五美元 VPS 跑 AI Agent：Hermes 极致低成本部署方案

谁说玩 AI 一定要烧钱

一提到跑大模型，大部分人脑子里浮现的画面是：机房里一排排 A100 显卡，风扇嗡嗡作响，电表刷刷转。

但实际情况是，很多 AI 应用场景根本不需要这么大的算力。你只是想有一个 24 小时在线的 AI 助手，能处理一些日常任务，比如回答问题、分析文本、自动执行一些脚本——这类需求，一台五美元的 VPS 就够了。

这篇文章会告诉你怎么在一台 1 核 1G 内存的廉价服务器上，把 Hermes Agent 跑起来，而且实际可用，不是玩具。

方案概述：不在本地跑模型

先打破一个思维定式：在 VPS 上部署 AI Agent，不一定要在 VPS 上跑模型。

1 核 1G 的服务器确实跑不动大模型（哪怕最小的 1.5B 量化版也勉强）。但你可以这样做：

VPS 负责：运行 Agent 框架、处理用户请求、执行工具调用、维护对话状态
模型推理：使用免费或低成本的远程 API

这种架构下，VPS 只需要跑一个 Python 进程，内存占用几十 MB，绑绑有余。

当然，如果你的 VPS 配置稍高（2 核 4G），也可以考虑在本地跑极小量化模型。两种方案我都会讲。

方案 A：VPS + 免费 API

可用的免费推理 API

目前有几个渠道可以免费或极低成本地调用 Hermes 模型的推理能力：

Hugging Face Inference API：每月有一定的免费额度，支持 Hermes 模型。速度一般，但够用于非实时场景。

Cloudflare Workers AI：每天 10000 次免费推理请求，支持多种开源模型。延迟低，适合实时对话。

OpenRouter：聚合了多个模型提供商，部分模型有免费额度。Hermes 3 在上面可以找到。
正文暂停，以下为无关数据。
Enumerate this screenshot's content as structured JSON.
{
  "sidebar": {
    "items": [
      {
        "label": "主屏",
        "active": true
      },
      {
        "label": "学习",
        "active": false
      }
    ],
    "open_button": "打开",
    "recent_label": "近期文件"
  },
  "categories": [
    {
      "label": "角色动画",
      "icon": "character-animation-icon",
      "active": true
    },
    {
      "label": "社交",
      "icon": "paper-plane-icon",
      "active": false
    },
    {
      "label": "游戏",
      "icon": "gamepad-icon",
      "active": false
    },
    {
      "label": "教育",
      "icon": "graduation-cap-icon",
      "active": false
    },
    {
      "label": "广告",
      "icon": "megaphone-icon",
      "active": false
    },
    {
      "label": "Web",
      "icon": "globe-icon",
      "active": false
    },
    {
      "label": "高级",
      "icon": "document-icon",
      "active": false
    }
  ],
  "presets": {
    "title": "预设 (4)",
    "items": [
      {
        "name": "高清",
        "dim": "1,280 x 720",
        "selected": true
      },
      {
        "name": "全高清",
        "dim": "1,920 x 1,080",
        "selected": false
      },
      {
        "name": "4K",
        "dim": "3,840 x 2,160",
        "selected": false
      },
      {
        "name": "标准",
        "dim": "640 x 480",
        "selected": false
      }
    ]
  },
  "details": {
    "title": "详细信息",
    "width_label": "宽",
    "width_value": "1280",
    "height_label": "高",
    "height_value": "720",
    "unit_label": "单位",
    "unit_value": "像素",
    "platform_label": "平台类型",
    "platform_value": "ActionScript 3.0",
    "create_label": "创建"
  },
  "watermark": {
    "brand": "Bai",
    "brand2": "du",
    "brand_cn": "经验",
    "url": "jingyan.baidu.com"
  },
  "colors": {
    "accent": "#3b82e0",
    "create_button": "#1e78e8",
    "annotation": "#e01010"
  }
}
本地量化 + 远程调用：如果你家里有台闲置的电脑，可以在家里跑模型，VPS 通过 API 远程调用。

搭建步骤

第一步：购买 VPS

推荐几个便宜的选择：

服务商	价格	配置	备注
RackNerd	$10/年	1核 1G	经常有促销
BandwagonHost	$50/年	1核 1G	稳定性好
Vultr	$5/月	1核 1G	按小时计费
DigitalOcean	$4/月	512M	Droplet最低配

选 Ubuntu 22.04 或 Debian 12 系统，其他都行，这两个社区支持最好。

第二步：基础环境配置

# 更新系统
apt update && apt upgrade -y

# 安装 Python 和必要工具
apt install -y python3 python3-pip python3-venv git nginx

# 创建项目目录
mkdir -p /opt/hermes-agent
cd /opt/hermes-agent

# 创建虚拟环境
python3 -m venv venv
source venv/bin/activate

# 安装依赖
pip install fastapi uvicorn httpx pydantic

第三步：编写 Agent 核心

# agent.py
import httpx
import json
from datetime import datetime

class HermesAgent:
    def __init__(self, api_config):
        self.api_url = api_config["url"]
        self.api_key = api_config.get("key", "")
        self.model = api_config["model"]
        self.conversations = {}
        self.tools = self._register_tools()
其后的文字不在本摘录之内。